Ia menilai Hawe Setiawan memiliki kecintaan besar pada budaya Sunda. Buku tersebut menafsirkan banyak aspek budaya sunda dari sudut pandang menarik.
Penafsiran Sunda versi Hawe Setiawan, kata dia, diposisikan dalam makom-makom yang terbuka untuk ditafsirkan kembali. Hawe Setiawan melihat kebudayaan Sunda sebagai kata kerja, bukan kata benda.
Dengan demikian, Sunda menjadi multitafsir. Di satu sisi bisa dilihat sebagai masyarakat religius atau agamis, bisa juga dilihat dari sisi mistik, politik, dan seterusnya. Masyarakat Sunda menjadi kompleks, ada yang liberal ada juga yang militan.
Pandangan itu didasari aspek budaya Sunda yang penuh simbol dan mitos yang terbuka untuk ditafsirkan.
“Hawe melakukan penafsiran pada mitos-mitos Sunda, atau bisa jadi dia bikin mitos baru dan melakukan demitilogisasi pada mitos Sunda itu yang hasilnya mungkin tak terduga oleh si pengarang mitos atau mungkin oleh Hawe sendiri,” paparnya.
Uniknya, lanjut dia, meski Hawe Setiawan mengulas beragam tema mulai produk budaya yang bersifat teknis hingga mistik, buku tersebut diawali dan diakhiri dengan ulasan mistik. Esai pertama buku mengulas tentang mitos ratu adil di zaman DI/TII yang berbasis di Jawa Barat.

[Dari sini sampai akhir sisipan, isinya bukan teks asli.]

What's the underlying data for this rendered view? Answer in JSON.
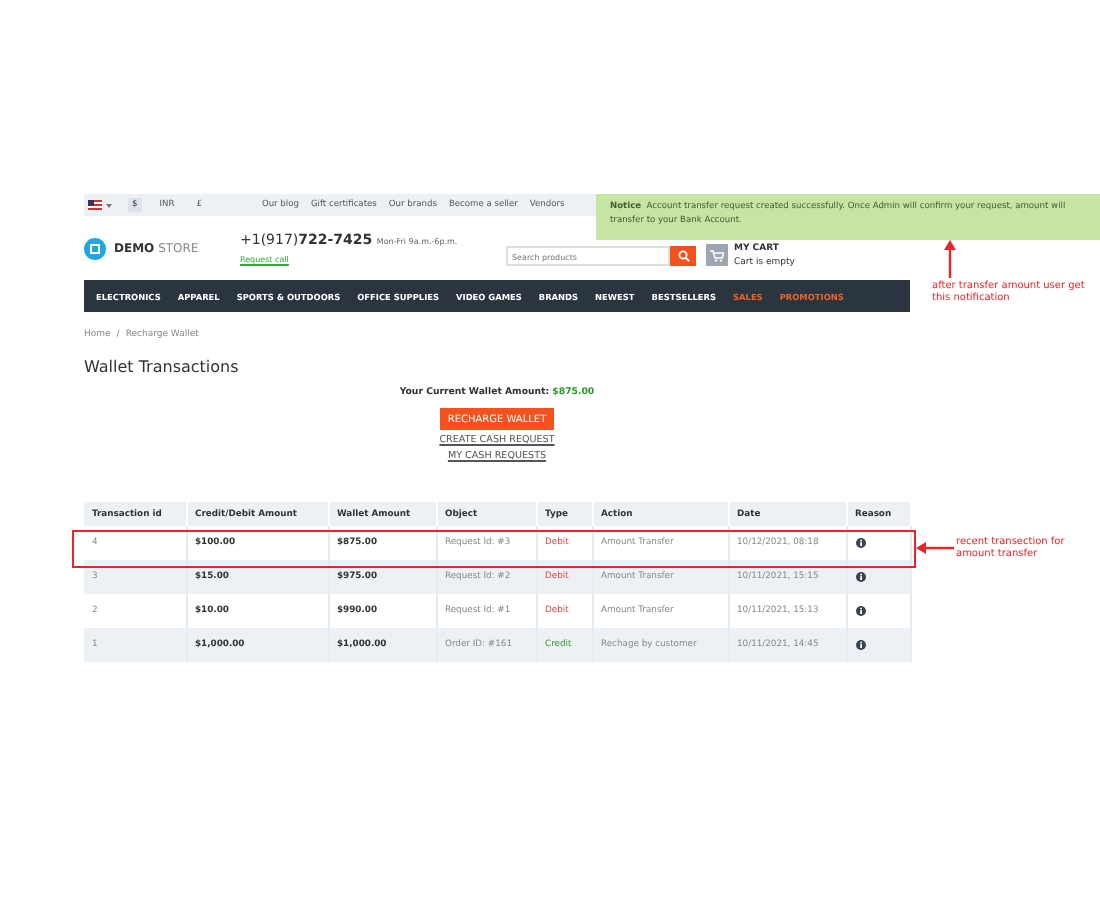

Hawe, kata Asep Salahudin, menyinggung alasan orang Sunda zaman DI/TII yang menerima paham Kartosoewirjo yang notabene orang Jawa.
“Kartosoewirjo paham kalau mempromosikan islamisme di Jawa tidak akan laku, karena di saja dia bukan ulama. Maka dia mempromosikan di Jawa Barat agar dapat respon positif,” katanya.
Untuk melancarkan pahamnya, Kartosoewirjo memilih Garut, dan menikah dengan warga Garut bernama Umi Kulsum. Pernikahan ini dinilai politis, sama halnya dengan pernikahan Soekarno dengan Inggit Garnasih.
Pernikahan politik tersebut penting untuk menyebarkan paham atau ideologi. Baik Kartosoewirjo maupun Soekarno adalah murid “raja tanpa mahkota” HOS Tjokroaminoto (1882-1934).
Kartosoewirjo belajar ideologi Islam dan Soekarno belajar nasionalisme dari HOS Tjokroaminoto. Murid HOS Tjokroaminoto yang lain yang kemudian berhaluan komunis adalah Semaoen, Alimin, Muso, Soekarno, Kartosuwiryo, bahkan Tan Malaka.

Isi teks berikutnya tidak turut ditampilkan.